Alla fine del 2006 l’Editrice CUEC cura l’edizione dell’ultimo libro di Spiga col titolo “La sardità come utopia, note di un cospiratore”. In esso l’Autore, si ribella allo sfacelo e alla società alienata della apparente razionalità capitalistica del sistema occidentale, rifiutando le ideologie della modernità quali illuminismo, liberalismo e socialismo e auspicando la ricomposizione dell’unità del genere umano gravemente minacciato dai pericoli insiti nella “crisi dell’età moderna e dell’intera civiltà  prodotta dalla Storia”.

 

*storico

 

(Pubblicato su Il Sardegna del 24-9-09)

 

 

 

 

 

 

 

 

 

 

 

Onore e gloria a Eliseo Spiga

 

 

L’Unione sarda Domenica 22 novembre 2009

 

Sardista non allineato, animatore del movimento per il bilinguismo

Addio a Eliseo Spiga un utopista fuori dai recinti

Eliseo Spiga, uno degli intellettuali più lucidi della Sardegna, ci ha lasciati il 19 novembre. Sanguigno, irregolare e disorganico a partiti e camarille, renitente e utopistico, è stato militante etnicista, organizzatore di circoli politico-culturali, (come Città e Campagna), giornalista e fondatore dì giornali periodici, (Nazione sarda e Tempus de Sardinnia), animatore del movimento per il bilinguismo, ideatore della Confederazione sindacale sarda.

Nel 1968, già uscito dal Pci, comincerà ad allontanarsi dalle ideologie della sinistra, nei confronti delle quali svilupperà una polemica costante, finita nel distacco totale. È di questo periodo la pubblicazione, con lo pseudonimo di Giuliano Cabitza, del saggio “Sardegna, rivolta contro la colonizzazione”, in cui comincia ad affacciare la sua propensione per l’autogoverno comunitario, inteso non soltanto come aspirazione ideale, ma anche come prospettiva politica generale.
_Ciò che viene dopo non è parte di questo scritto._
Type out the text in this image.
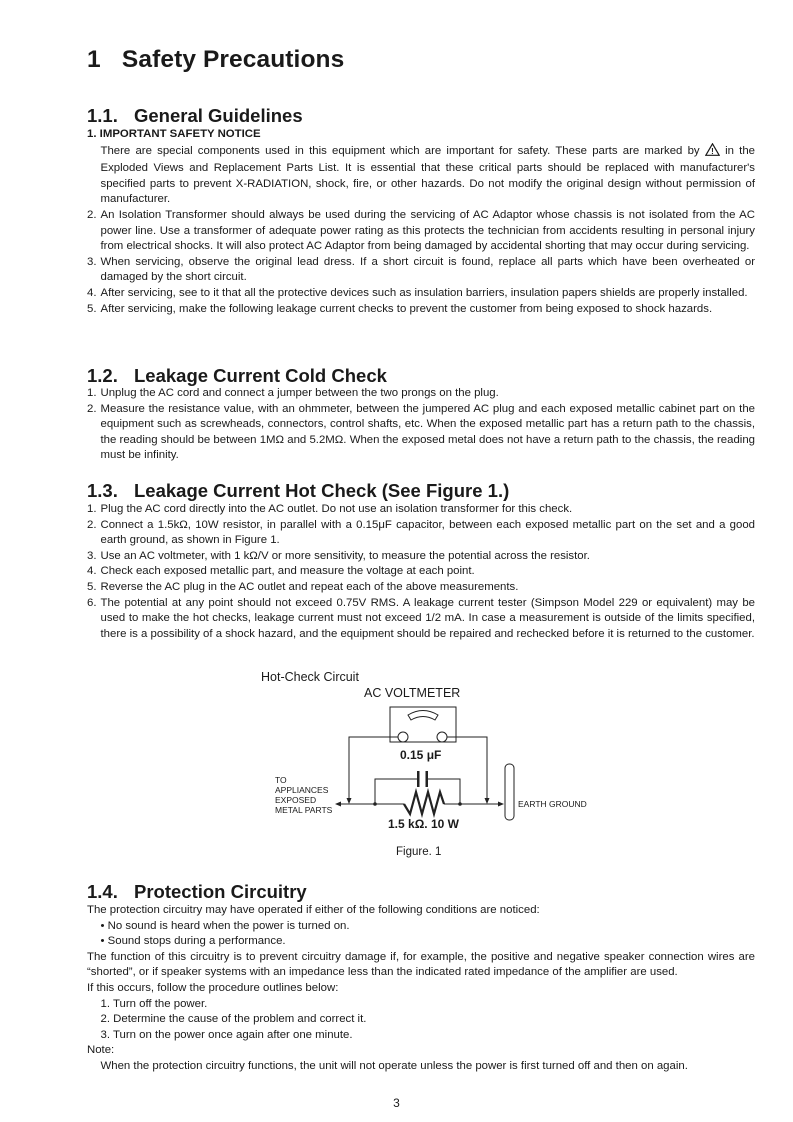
1 Safety Precautions
1.1. General Guidelines
1. IMPORTANT SAFETY NOTICE
There are special components used in this equipment which are important for safety. These parts are marked by ! in the Exploded Views and Replacement Parts List. It is essential that these critical parts should be replaced with manufacturer's specified parts to prevent X-RADIATION, shock, fire, or other hazards. Do not modify the original design without permission of manufacturer.
2. An Isolation Transformer should always be used during the servicing of AC Adaptor whose chassis is not isolated from the AC power line. Use a transformer of adequate power rating as this protects the technician from accidents resulting in personal injury from electrical shocks. It will also protect AC Adaptor from being damaged by accidental shorting that may occur during servicing.
3. When servicing, observe the original lead dress. If a short circuit is found, replace all parts which have been overheated or damaged by the short circuit.
4. After servicing, see to it that all the protective devices such as insulation barriers, insulation papers shields are properly installed.
5. After servicing, make the following leakage current checks to prevent the customer from being exposed to shock hazards.
1.2. Leakage Current Cold Check
1. Unplug the AC cord and connect a jumper between the two prongs on the plug.
2. Measure the resistance value, with an ohmmeter, between the jumpered AC plug and each exposed metallic cabinet part on the equipment such as screwheads, connectors, control shafts, etc. When the exposed metallic part has a return path to the chassis, the reading should be between 1MΩ and 5.2MΩ. When the exposed metal does not have a return path to the chassis, the reading must be infinity.
1.3. Leakage Current Hot Check (See Figure 1.)
1. Plug the AC cord directly into the AC outlet. Do not use an isolation transformer for this check.
2. Connect a 1.5kΩ, 10W resistor, in parallel with a 0.15μF capacitor, between each exposed metallic part on the set and a good earth ground, as shown in Figure 1.
3. Use an AC voltmeter, with 1 kΩ/V or more sensitivity, to measure the potential across the resistor.
4. Check each exposed metallic part, and measure the voltage at each point.
5. Reverse the AC plug in the AC outlet and repeat each of the above measurements.
6. The potential at any point should not exceed 0.75V RMS. A leakage current tester (Simpson Model 229 or equivalent) may be used to make the hot checks, leakage current must not exceed 1/2 mA. In case a measurement is outside of the limits specified, there is a possibility of a shock hazard, and the equipment should be repaired and rechecked before it is returned to the customer.
Hot-Check Circuit
AC VOLTMETER
0.15 μF
TO
APPLIANCES
EXPOSED
METAL PARTS
EARTH GROUND
1.5 kΩ. 10 W
Figure. 1
1.4. Protection Circuitry
The protection circuitry may have operated if either of the following conditions are noticed:
• No sound is heard when the power is turned on.
• Sound stops during a performance.
The function of this circuitry is to prevent circuitry damage if, for example, the positive and negative speaker connection wires are “shorted”, or if speaker systems with an impedance less than the indicated rated impedance of the amplifier are used.
If this occurs, follow the procedure outlines below:
1. Turn off the power.
2. Determine the cause of the problem and correct it.
3. Turn on the power once again after one minute.
Note:
When the protection circuitry functions, the unit will not operate unless the power is first turned off and then on again.
3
Questo libro indica una svolta culturale definitiva, mai revocata, ed anzi sempre più radicalizzata.
La Sardegna, infatti, era diventata il centro del suo universo, da cui aveva cacciato la città, il partito (quello comunista e gli altri) il marxismo-leninismo, lo Stato. La Sardegna non gli appariva più un puntino sperduto nel mappamondo, ma gli si ergeva come torre d’osservazione dei problemi del mondo, e come oracolo premonitore di possibili destini diversi dell’umanità.
Dopo un’intensa e pluridecennale attività pubblicistica, nel 1998 consegna alla stampa un suo romanzo, “Capezzoli di pietra”, Zonza editori. Nel 2000, lo stesso editore pubblica “Manifesto della gioventù eretica e del comunitarismo”, nel quale tenta di interpretare in riferimento alla realtà sarda, i principi e i valori della cultura nuragica federalista e comunitari sta

Alla fine del 2006 l’Editrice Cuec cura l’edizione dell’ultimo libro di Spiga col titolo “La sardità come utopia, note di un cospiratore”. L’autore si ribella allo sfacelo e alla società alienata della apparente razionalità capitalistica del sistema occidentale, rifiutando le ideologie della modernità quali illuminismo, liberalismo e socialismo, e auspicando la ricomposizione dell’unità del genere umano gravemente minacciato dai pericoli insiti nella «crisi dell’età moderna e dell’intera civiltà prodotta dalla Storia».


FRANCESCO CASULA

 


Ottant’anni da compiere: non è un’età per morire, oggi. Ma l’oggi, inteso come capolinea di un’odiata modernità, piaceva sempre meno a Eliseo Spiga. «L’economia, o meglio quella attività di rapina a cui è stata attribuita la definizione di economia, appare sempre più come una immane e micidiale truffa a cui è difficile scampare. La politica è ormai un terreno impraticabile per chi nutre sentimenti di cittadinanza e rifiuta la sudditanza clientelare», scriveva nel marzo scorso sul blog di Gianfranco Pintore. Cercava nella civiltà dei nuraghi i semi del mondo che sognava di costruire: una società di liberi solidali, capaci di autogoverno. Le sue utopie non gli hanno portato soldi, né incarichi o amici potenti. Forse era davvero un ingenuo fuori dal mondo. Un visionario senza senso pratico. Ma che sollievo, e che onore, veder passare un uomo per il quale l’orizzonte dell’azione politica andava dal Mito della Preistoria al futuro più lontano. E non si fermava alla spartizione dei privilegi, al «pascolo recintato delle oligarchie».


DANIELA PINNA

 

 

Ricordando Eliseo Spiga

 

 

Eliseo Spiga se ne è andato senza poter compiere il suo ottantesimo compleanno. È stato uno degli intellettuali sardi più importanti della nostra contemporaneità autonomista. Dire che fu scomodo, e per questo mai molto amato dal potere con cui entrò in contatto, può sembrare frase fatta, ma non lo è. Basta vedere come sui quotidiani sardi si parla e non si parla della sua morte.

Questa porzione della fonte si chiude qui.